A integração também pode abrir uma fonte complementar de renda. Dados da Embrapa indicam que apicultores com bom manejo e colmeias instaladas próximas às lavouras podem obter até 50 quilos de mel por colmeia durante a florada da soja. Ao mesmo tempo que as abelhas encontram alimento, o produtor de grãos recebe o serviço de polinização.
A convivência, entretanto, exige planejamento. A localização dos apiários precisa ser conhecida, e agricultores, responsáveis técnicos e apicultores devem manter comunicação sobre o calendário da lavoura e as aplicações de defensivos.
O manejo integrado de pragas ajuda a evitar pulverizações desnecessárias.

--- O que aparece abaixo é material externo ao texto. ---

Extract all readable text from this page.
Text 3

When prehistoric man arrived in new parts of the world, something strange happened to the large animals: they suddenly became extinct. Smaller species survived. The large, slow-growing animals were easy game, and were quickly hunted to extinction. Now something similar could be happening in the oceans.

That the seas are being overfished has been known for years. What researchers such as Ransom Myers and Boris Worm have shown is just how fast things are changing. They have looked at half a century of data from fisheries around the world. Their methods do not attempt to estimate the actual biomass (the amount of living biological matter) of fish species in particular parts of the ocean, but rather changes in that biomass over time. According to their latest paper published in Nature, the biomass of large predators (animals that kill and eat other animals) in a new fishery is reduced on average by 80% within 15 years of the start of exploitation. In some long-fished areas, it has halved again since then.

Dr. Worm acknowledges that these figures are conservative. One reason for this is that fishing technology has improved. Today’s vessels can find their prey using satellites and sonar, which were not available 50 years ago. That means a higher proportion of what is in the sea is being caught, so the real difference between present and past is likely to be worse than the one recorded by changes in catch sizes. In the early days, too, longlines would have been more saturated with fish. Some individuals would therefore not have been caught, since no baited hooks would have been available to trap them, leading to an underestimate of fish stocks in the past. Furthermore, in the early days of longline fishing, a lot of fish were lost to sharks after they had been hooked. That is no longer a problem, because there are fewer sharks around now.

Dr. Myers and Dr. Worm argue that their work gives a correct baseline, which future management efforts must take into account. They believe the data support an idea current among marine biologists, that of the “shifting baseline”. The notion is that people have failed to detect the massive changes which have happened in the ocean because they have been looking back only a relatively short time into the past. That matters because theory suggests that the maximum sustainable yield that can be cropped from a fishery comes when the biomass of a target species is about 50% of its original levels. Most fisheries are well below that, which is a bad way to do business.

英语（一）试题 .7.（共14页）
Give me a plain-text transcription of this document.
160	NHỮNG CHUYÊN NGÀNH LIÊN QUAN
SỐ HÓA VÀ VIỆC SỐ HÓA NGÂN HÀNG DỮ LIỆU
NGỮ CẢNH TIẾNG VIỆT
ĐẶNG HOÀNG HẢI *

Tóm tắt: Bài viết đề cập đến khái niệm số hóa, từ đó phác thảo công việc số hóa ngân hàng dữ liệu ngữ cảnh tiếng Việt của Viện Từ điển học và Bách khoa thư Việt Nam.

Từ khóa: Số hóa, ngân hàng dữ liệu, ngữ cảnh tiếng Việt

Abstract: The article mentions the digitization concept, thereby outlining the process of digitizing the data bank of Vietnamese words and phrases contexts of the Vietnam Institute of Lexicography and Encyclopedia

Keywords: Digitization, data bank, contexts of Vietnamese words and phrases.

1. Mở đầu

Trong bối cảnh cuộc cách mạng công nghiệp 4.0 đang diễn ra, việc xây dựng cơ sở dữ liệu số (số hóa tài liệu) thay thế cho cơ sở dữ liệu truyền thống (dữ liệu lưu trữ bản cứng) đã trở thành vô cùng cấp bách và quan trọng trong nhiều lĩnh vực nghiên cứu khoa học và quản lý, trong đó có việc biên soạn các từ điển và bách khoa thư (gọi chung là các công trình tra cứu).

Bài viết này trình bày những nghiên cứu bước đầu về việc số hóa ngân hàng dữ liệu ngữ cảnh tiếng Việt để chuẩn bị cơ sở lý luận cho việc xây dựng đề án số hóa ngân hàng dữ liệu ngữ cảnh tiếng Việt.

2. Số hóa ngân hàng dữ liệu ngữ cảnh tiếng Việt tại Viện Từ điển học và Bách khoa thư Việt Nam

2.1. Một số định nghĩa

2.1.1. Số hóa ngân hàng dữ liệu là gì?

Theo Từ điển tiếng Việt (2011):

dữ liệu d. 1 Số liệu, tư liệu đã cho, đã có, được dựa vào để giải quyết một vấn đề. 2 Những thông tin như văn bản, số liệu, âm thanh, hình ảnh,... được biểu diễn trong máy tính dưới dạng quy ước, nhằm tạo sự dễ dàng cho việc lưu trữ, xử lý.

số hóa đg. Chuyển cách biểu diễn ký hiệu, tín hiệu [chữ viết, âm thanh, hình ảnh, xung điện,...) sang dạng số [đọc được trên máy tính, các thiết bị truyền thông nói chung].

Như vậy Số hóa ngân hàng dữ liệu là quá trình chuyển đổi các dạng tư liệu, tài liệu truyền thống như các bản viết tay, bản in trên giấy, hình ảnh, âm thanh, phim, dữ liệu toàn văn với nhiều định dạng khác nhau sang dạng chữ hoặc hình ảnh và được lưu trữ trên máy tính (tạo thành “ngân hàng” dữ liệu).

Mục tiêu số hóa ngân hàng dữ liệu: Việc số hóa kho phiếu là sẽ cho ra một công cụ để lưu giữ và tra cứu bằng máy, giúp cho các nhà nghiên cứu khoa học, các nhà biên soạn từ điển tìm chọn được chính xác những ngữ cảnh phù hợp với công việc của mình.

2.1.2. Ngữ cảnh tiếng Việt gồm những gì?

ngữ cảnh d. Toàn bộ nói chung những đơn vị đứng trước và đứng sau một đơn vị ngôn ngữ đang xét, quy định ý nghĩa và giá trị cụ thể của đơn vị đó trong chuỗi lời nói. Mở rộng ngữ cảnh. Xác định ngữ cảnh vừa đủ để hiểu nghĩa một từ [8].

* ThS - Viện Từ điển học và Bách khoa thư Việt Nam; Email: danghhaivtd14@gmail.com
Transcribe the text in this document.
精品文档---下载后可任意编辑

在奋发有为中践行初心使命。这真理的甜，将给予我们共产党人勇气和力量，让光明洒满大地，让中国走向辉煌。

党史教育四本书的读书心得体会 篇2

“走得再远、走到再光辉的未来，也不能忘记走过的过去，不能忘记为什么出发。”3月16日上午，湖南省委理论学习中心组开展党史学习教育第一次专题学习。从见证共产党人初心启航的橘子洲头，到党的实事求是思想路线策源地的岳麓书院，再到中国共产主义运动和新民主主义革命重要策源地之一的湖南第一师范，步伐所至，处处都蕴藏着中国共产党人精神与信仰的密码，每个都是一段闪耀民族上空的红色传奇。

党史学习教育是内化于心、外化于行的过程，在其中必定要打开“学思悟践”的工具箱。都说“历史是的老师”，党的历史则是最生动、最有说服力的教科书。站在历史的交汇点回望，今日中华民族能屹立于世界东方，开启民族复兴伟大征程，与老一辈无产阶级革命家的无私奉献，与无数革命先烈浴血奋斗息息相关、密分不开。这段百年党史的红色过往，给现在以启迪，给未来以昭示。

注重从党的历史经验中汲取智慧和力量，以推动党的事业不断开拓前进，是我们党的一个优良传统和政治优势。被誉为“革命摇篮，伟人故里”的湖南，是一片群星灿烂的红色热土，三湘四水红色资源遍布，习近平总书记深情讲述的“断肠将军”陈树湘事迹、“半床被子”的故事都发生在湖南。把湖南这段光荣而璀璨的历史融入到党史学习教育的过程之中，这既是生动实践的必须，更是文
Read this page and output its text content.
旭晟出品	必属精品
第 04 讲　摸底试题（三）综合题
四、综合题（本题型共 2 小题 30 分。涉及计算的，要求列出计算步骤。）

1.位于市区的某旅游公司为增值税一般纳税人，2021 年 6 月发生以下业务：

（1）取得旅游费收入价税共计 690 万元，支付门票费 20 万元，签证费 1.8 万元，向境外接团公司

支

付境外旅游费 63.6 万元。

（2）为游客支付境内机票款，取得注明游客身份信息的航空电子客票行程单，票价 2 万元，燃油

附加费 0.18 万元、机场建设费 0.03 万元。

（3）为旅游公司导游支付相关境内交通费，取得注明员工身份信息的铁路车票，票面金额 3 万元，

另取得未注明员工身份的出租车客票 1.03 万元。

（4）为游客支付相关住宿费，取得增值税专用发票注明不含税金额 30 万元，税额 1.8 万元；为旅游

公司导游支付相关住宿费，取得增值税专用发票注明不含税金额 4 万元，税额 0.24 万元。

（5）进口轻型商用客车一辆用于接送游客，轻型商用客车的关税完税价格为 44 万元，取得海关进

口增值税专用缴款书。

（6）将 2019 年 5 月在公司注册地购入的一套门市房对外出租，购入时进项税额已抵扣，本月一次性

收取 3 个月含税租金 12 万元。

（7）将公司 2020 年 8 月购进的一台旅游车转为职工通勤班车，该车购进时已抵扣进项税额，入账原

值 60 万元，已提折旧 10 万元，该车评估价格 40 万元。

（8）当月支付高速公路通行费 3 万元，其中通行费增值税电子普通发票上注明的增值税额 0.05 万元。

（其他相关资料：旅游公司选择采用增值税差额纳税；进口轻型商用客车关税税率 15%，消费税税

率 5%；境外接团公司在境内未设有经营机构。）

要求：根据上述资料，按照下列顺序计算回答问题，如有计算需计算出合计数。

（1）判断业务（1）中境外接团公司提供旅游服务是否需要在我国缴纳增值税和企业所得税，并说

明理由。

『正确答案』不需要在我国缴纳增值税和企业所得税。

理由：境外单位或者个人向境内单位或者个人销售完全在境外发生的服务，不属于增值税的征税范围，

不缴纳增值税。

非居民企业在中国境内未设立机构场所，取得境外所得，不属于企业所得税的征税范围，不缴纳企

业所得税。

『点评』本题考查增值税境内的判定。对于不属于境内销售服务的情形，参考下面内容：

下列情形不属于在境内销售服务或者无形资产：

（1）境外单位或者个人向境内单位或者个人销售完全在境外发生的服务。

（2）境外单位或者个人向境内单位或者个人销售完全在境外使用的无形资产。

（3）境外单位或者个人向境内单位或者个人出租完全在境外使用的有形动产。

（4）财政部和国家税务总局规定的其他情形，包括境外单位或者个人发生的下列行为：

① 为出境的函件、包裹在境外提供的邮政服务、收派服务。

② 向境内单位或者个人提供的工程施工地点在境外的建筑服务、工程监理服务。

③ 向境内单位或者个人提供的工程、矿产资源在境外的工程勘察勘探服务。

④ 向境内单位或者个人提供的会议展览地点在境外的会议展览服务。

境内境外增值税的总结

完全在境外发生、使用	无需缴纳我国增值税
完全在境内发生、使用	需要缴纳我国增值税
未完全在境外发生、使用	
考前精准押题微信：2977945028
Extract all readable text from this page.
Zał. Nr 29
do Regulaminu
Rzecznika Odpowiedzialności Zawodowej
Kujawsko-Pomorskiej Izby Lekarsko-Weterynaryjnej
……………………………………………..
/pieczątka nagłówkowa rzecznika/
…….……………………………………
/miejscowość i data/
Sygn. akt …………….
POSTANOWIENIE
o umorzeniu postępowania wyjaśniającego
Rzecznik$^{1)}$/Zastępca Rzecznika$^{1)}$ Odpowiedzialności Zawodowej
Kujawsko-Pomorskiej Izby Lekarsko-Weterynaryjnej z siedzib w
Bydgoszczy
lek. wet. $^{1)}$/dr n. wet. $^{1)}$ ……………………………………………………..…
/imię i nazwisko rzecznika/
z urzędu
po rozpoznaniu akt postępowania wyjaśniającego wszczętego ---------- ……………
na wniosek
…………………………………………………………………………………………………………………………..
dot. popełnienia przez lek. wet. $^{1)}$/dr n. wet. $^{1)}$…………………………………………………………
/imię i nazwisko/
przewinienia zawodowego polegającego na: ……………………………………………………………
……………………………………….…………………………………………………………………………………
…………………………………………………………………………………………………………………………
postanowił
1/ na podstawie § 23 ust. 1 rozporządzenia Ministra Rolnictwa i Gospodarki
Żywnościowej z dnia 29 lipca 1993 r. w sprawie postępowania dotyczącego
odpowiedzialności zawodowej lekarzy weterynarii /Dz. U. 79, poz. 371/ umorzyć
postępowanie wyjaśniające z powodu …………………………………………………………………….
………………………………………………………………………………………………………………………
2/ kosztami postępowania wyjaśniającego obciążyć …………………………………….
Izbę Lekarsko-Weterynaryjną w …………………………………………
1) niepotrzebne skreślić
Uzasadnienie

Quando o controle químico for indispensável, devem ser respeitados o registro do produto, as orientações da bula, as condições meteorológicas e as técnicas destinadas a reduzir deriva. Sempre que tecnicamente possível, a aplicação deve considerar os horários de menor atividade das abelhas.
O vento, a temperatura e a umidade interferem diretamente na dispersão da calda. Uma pulverização feita em condições inadequadas pode atingir flores, vegetação próxima e fontes de água frequentadas pelos insetos, mesmo quando as colmeias estão fora da área cultivada. Por isso, regulagem do equipamento, escolha correta das pontas e acompanhamento das condições ambientais são medidas decisivas.
Também cabe ao apicultor manter as colmeias identificadas, bem manejadas e instaladas em locais adequados. A comunicação antecipada permite avaliar medidas de proteção sem comprometer as necessidades fitossanitárias da lavoura.
A preservação das abelhas não deve ser tratada como uma obrigação separada da produção. Os estudos mostram que esses insetos participam da formação da safra e podem melhorar o aproveitamento da área já cultivada. Para o produtor, proteger os polinizadores significa conservar um serviço natural capaz de elevar a produtividade, diversificar a renda e fortalecer a estabilidade do sistema agrícola.